As with language learning, children's early capacities to make sense of the world around them and learn from their experiences appear to be relatively robust features of early development. Studies that examine cultural variation often find similar developmental progressions across cultures in cognitive development, although this is not uniformly true (Avis and Harris, 1991; Diamond, 1991; Fernald et al., 1989; Flavell et al., 1983; Gelman, 1998; Slobin, 1997). This may be due to certain fundamental commonalities in cultures across the world, such as opportunities to interact with other people, to observe physical events, to observe countable numbers of things, and to hear language. Moreover, despite dramatically delayed cognitive development among children reared in highly depriving institutions, their recovery upon adoption into stable and loving families is equally dramatic (see Chapter 9). At the same time, however, some aspects of early learning are more susceptible to variations in children's environments, as well as to early insults arising from exposures to prenatal toxins and other damaging influences (see Chapter 8). Finally, early interventions can have significant effects on what children know and can do at school entry and, perhaps as a result, sometimes have lasting influences on their school trajectories.
We first portray aspects of early cognitive development and learning that proceed apace for almost all children who grow up in supportive early environments. We then describe aspects of early learning that are characterized by individual differences and discuss the debate about early learning and sensitive periods. Next, following a brief discussion of early achievement motivation, we review what is known about features of environments that foster or undermine early learning, including the influence of socioeconomic status.
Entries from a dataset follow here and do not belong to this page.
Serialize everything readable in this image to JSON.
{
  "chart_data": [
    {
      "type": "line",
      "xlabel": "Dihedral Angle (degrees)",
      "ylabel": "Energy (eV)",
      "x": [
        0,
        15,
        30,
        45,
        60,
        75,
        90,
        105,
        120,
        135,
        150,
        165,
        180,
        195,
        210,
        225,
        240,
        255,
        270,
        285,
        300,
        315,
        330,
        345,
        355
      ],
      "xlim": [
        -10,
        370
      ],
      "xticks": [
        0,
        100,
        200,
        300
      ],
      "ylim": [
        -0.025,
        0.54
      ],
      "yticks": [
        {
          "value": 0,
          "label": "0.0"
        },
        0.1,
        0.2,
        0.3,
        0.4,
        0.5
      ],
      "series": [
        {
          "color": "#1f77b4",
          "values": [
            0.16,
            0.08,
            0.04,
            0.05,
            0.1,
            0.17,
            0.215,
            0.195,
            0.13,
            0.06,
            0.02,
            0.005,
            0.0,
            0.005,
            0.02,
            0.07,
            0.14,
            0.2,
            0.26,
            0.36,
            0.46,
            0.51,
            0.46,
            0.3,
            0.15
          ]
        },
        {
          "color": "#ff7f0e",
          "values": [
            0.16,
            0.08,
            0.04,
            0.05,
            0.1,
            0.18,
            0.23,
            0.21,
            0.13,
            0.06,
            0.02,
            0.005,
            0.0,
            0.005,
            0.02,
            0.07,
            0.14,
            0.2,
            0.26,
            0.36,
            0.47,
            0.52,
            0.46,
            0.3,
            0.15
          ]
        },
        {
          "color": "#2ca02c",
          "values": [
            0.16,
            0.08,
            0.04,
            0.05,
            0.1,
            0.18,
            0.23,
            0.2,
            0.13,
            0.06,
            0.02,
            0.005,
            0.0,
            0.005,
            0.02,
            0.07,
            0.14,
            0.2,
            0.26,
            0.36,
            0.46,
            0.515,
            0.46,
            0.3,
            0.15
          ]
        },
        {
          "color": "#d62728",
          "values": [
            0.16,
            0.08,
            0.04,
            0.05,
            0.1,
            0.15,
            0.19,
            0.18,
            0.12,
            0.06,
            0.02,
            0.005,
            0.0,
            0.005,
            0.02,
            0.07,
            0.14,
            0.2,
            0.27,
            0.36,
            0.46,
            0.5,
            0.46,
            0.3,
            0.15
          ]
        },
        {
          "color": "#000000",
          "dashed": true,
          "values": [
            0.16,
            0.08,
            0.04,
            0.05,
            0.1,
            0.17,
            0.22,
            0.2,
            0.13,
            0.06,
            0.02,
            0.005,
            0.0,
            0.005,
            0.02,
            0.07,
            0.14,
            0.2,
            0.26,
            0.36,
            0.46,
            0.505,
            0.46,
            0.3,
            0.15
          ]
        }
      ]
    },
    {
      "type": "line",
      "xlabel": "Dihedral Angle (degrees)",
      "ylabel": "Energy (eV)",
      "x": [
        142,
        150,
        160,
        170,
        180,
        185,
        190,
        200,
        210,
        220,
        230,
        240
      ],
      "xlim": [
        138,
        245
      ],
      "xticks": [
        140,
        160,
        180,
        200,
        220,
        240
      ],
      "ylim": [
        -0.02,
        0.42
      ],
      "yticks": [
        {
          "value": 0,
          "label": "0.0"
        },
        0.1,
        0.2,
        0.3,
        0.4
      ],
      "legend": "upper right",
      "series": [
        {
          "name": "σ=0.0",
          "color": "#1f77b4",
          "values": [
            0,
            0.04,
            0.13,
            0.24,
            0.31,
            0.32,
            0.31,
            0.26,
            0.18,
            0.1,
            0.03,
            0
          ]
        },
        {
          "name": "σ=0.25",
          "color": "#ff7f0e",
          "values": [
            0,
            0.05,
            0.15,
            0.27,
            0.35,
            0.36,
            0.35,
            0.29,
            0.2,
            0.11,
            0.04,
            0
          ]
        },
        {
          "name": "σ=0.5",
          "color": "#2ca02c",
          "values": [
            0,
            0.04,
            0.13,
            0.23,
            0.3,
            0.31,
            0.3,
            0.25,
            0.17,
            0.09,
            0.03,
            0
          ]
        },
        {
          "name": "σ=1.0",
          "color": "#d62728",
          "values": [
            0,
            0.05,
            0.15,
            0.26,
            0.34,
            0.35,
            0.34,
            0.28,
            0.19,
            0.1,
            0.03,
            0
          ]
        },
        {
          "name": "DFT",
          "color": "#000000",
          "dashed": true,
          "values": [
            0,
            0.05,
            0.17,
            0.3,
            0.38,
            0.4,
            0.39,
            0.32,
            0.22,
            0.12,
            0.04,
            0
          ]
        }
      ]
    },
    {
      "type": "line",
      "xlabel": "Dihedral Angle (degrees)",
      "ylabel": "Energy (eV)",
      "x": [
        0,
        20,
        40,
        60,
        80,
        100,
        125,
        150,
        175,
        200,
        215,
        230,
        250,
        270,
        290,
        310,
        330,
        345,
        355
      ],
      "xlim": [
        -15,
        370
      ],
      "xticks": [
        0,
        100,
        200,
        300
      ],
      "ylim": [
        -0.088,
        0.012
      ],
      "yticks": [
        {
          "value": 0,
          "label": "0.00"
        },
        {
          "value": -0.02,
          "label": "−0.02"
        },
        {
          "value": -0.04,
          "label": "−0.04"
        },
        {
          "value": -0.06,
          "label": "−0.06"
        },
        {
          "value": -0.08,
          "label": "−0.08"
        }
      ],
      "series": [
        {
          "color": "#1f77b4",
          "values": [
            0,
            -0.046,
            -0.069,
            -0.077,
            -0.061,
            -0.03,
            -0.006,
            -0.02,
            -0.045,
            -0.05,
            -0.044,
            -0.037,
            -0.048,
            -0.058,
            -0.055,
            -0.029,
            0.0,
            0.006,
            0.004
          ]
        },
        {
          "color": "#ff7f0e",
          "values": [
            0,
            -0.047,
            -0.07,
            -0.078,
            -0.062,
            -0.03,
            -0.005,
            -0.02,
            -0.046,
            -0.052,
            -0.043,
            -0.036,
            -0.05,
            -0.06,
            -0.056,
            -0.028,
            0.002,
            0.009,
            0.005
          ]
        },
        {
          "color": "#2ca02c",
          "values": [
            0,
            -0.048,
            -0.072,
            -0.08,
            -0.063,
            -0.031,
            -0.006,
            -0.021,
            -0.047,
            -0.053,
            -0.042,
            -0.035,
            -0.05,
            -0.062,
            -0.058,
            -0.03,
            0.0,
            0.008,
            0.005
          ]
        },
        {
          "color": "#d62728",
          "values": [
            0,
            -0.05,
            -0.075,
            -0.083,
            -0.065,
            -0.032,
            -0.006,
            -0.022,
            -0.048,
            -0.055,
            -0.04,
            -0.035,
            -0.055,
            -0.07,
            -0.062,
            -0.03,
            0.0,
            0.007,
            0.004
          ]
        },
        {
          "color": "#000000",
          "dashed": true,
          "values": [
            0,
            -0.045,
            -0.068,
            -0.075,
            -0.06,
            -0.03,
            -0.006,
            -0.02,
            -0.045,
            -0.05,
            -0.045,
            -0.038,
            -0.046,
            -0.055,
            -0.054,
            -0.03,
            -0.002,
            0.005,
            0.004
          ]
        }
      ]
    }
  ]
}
We close with a discussion of measuring early cognitive development. A companion report from the National Research Council titled Eager to Learn: Educating Our Preschoolers (National Research Council, 2000) discusses what science now tells us about instruction and teaching during the early years.
Infancy, toddlerhood, and the preschool years are times of intense intellectual engagement. Even 30 years ago, it would have seemed absurd to suggest that infants have memories, that they explore cause-and-effect sequences, or that they can engage in numerical reasoning. Today, thanks to the efforts of scientists who have developed new techniques for studying cognitive development, we know that they have these and many other amazing mental capacities.